Automation vs. the Workplace

In early 2017, New Jersey implemented an algorithm: it generates a score and gives counsel to judges. The algorithm advises them as to whether they should grant bail to detainees. This process entirely replaces bail hearings. It’s possible for the judge to never see the subject they sentence, and to never to see the effect of their judgement.  

While this sounds dystopian I can recognise the benefit. An impartial, free from bias sentence – the theory is perfect. The practice is distorted. Algorithms operate based upon past data. But what happens when past data is warped? What happens in a judicial system that has been marred by racism for countless years? What happens when past data reflects the racist history of a nation? 

The answer is simple – that tendency continues. Black people are therefore less likely to be released on bail than white people. I, and I hope you, can see that this isn’t just or fair. How can we teach machines when humans haven’t got it right yet? 

Judges are analysts at their core. They learn facts, process, and output. The similarity between them and machines ends there – Judges understand ethics; machines don’t. Judges can process extraneous factors; machines can’t. Judges are swayed by ideological movements; machines aren’t.  

Automation is a tide flowing through each sector – a tsunami threatening to crumble industries, to damage the bedrock that is the foundation of our society. And automation might well do so for many walks of life, but other paths, like that of the humble analyst, can stand proud and untouched.
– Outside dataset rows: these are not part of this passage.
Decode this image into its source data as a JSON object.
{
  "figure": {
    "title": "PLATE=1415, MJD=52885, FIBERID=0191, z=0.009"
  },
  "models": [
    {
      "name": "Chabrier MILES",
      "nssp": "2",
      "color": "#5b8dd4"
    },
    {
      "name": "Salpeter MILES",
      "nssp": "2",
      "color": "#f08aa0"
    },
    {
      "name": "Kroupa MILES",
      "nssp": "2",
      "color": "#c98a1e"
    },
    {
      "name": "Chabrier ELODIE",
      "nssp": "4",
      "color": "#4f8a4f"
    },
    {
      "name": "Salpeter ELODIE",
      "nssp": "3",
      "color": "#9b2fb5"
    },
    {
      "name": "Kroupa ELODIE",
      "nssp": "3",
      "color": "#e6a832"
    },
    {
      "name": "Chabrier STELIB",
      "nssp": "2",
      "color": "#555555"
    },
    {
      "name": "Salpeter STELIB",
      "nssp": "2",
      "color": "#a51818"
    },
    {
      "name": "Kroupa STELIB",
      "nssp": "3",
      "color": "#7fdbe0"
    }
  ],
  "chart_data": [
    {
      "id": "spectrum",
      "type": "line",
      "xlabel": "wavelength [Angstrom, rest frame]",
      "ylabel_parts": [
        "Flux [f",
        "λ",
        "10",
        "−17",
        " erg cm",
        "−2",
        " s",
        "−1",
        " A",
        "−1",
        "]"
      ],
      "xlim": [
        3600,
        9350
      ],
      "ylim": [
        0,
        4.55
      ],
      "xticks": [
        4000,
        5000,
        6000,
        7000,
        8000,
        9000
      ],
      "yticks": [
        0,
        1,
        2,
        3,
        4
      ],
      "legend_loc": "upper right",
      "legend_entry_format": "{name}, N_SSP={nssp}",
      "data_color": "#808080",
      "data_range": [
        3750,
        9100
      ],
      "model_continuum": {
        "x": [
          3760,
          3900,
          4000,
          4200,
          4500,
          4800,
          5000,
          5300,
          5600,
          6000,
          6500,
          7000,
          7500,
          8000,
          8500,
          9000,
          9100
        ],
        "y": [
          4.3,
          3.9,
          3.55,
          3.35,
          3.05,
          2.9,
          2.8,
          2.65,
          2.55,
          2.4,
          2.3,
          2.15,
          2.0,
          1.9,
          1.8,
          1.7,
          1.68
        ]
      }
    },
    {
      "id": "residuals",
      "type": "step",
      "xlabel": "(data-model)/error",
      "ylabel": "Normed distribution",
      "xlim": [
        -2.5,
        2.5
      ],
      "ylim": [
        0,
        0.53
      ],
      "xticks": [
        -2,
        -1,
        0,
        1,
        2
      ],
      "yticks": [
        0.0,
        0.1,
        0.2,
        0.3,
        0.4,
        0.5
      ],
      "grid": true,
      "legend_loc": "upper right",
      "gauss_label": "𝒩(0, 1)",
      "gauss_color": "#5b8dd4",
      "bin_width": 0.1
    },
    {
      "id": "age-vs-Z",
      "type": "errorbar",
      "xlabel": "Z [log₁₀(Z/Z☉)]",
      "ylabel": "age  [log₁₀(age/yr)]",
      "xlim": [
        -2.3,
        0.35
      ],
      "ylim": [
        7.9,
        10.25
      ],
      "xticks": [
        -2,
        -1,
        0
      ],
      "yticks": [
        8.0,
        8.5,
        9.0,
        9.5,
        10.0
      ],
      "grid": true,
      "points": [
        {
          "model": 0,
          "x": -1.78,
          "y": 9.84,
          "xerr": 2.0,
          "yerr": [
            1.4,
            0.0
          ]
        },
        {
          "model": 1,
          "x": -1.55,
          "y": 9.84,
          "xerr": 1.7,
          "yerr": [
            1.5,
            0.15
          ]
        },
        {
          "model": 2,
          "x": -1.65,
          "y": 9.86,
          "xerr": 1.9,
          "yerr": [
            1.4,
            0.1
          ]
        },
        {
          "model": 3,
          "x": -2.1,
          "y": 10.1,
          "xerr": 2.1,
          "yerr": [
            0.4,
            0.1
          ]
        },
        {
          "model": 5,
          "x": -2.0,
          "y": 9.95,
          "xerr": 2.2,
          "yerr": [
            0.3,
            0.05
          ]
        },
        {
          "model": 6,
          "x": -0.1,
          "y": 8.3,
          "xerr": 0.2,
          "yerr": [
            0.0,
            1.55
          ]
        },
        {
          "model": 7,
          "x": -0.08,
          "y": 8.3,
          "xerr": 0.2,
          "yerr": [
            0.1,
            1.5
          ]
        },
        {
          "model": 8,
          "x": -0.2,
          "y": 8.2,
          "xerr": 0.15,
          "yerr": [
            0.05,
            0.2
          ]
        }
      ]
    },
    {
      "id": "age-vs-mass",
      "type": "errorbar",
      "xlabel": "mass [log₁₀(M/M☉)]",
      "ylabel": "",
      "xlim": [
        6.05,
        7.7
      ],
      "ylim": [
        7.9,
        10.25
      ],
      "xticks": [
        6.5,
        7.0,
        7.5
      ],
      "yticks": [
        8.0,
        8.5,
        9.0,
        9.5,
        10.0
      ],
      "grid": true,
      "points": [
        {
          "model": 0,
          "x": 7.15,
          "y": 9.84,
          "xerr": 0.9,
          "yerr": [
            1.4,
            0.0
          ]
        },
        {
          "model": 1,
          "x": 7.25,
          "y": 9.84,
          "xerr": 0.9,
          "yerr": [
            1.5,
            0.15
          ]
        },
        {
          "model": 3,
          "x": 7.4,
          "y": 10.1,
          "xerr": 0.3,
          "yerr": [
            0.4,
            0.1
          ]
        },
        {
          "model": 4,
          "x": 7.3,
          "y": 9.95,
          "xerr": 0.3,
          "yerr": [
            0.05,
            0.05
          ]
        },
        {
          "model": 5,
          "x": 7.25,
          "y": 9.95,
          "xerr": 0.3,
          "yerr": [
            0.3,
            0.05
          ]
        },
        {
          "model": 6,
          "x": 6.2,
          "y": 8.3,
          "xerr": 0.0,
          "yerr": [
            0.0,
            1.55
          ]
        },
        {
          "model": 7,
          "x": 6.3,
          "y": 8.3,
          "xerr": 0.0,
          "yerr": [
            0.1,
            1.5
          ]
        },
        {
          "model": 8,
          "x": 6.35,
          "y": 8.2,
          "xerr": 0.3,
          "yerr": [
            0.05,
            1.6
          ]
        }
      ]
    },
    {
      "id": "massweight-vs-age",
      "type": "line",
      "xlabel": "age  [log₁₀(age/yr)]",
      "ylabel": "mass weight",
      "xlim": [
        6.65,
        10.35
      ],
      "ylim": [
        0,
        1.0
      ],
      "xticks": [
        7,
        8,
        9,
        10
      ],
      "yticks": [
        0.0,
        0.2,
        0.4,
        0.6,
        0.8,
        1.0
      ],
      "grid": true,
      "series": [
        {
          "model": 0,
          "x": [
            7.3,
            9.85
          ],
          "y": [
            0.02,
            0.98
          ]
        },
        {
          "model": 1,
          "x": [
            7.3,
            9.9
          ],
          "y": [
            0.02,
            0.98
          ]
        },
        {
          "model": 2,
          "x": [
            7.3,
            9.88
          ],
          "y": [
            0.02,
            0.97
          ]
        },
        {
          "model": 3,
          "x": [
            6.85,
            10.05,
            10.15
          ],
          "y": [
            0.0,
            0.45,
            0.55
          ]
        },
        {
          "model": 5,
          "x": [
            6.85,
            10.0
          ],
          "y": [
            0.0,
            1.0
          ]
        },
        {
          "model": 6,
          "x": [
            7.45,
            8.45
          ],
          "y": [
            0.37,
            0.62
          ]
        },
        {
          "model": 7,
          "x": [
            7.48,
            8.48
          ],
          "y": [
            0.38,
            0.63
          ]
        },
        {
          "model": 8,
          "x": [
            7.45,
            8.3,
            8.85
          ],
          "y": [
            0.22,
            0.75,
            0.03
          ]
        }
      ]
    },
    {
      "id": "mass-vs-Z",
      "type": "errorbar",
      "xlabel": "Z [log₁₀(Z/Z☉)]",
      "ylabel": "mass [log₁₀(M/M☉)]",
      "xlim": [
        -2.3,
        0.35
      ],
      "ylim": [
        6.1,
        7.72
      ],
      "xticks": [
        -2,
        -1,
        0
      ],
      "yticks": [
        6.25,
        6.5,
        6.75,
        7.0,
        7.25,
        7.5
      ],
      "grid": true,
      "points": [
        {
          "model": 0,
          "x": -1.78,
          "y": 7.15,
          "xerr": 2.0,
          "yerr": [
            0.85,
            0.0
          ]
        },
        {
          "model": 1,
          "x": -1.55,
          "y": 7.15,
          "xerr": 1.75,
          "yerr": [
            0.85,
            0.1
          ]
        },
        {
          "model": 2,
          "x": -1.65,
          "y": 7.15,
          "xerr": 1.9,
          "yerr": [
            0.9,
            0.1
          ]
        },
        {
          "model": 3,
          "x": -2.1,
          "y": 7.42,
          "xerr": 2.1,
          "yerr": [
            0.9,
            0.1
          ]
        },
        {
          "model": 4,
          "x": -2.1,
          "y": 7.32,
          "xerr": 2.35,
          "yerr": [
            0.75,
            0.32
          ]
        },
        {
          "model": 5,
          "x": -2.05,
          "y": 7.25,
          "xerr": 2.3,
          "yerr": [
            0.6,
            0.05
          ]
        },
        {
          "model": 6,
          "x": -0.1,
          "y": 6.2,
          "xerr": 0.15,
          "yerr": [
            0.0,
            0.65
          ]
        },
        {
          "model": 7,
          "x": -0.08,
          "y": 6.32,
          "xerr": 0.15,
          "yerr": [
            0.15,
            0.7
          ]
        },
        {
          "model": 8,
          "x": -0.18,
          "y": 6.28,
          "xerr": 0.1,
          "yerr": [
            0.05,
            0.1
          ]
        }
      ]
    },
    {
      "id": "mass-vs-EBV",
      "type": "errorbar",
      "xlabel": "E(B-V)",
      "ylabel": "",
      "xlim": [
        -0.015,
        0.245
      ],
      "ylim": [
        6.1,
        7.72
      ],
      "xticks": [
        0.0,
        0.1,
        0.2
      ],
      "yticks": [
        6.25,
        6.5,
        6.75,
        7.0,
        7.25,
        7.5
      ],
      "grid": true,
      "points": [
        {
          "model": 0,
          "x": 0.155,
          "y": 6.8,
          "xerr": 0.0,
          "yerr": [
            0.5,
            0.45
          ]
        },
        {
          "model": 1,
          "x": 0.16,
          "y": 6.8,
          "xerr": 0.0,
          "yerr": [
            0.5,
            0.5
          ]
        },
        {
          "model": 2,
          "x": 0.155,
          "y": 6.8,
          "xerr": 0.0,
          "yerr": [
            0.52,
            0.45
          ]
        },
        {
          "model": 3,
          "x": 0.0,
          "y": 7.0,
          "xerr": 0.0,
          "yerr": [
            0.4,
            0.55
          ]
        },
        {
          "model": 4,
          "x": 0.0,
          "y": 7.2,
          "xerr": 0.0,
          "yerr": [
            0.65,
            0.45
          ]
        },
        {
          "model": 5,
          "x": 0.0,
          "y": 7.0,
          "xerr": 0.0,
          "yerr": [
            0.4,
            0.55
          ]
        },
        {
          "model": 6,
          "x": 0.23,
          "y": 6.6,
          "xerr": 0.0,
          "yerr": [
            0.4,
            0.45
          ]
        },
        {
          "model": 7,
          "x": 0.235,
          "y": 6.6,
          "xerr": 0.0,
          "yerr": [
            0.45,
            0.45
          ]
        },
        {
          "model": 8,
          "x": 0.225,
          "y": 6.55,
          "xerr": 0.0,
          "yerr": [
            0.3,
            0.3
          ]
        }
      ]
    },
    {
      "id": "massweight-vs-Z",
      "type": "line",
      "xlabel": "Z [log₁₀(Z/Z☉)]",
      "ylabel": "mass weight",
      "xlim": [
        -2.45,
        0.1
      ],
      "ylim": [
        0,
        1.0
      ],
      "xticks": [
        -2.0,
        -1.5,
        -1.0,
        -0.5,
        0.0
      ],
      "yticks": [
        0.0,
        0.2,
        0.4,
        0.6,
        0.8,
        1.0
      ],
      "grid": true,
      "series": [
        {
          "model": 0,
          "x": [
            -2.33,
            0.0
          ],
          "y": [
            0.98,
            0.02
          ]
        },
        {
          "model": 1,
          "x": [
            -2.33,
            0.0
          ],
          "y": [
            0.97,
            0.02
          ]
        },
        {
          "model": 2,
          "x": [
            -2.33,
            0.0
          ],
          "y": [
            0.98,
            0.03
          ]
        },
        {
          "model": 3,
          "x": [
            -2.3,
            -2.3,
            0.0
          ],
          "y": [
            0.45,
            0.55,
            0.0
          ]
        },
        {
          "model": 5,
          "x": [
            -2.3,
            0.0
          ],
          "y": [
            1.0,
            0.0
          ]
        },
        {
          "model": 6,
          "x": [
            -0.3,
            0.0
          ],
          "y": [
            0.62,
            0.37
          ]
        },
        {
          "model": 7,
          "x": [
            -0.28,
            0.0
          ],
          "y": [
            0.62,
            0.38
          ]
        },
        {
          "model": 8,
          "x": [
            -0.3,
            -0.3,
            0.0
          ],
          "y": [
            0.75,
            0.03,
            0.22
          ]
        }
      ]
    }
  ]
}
Morality, ethics, and processing in the wake of true understanding is what distinguishes us from machines. Analysts can provide this; machines cannot. Is there place for humans in this world of increasingly automated processes?  

I believe yes. If in the distant future all work is automated save sectors of compassion, morality and ethics, then surely the AI, NPR and automotive drive has in fact freed us to be more human: to analyse with greater clarity. This is why I think Neotas will retain value in the face of automation – we retain the human component.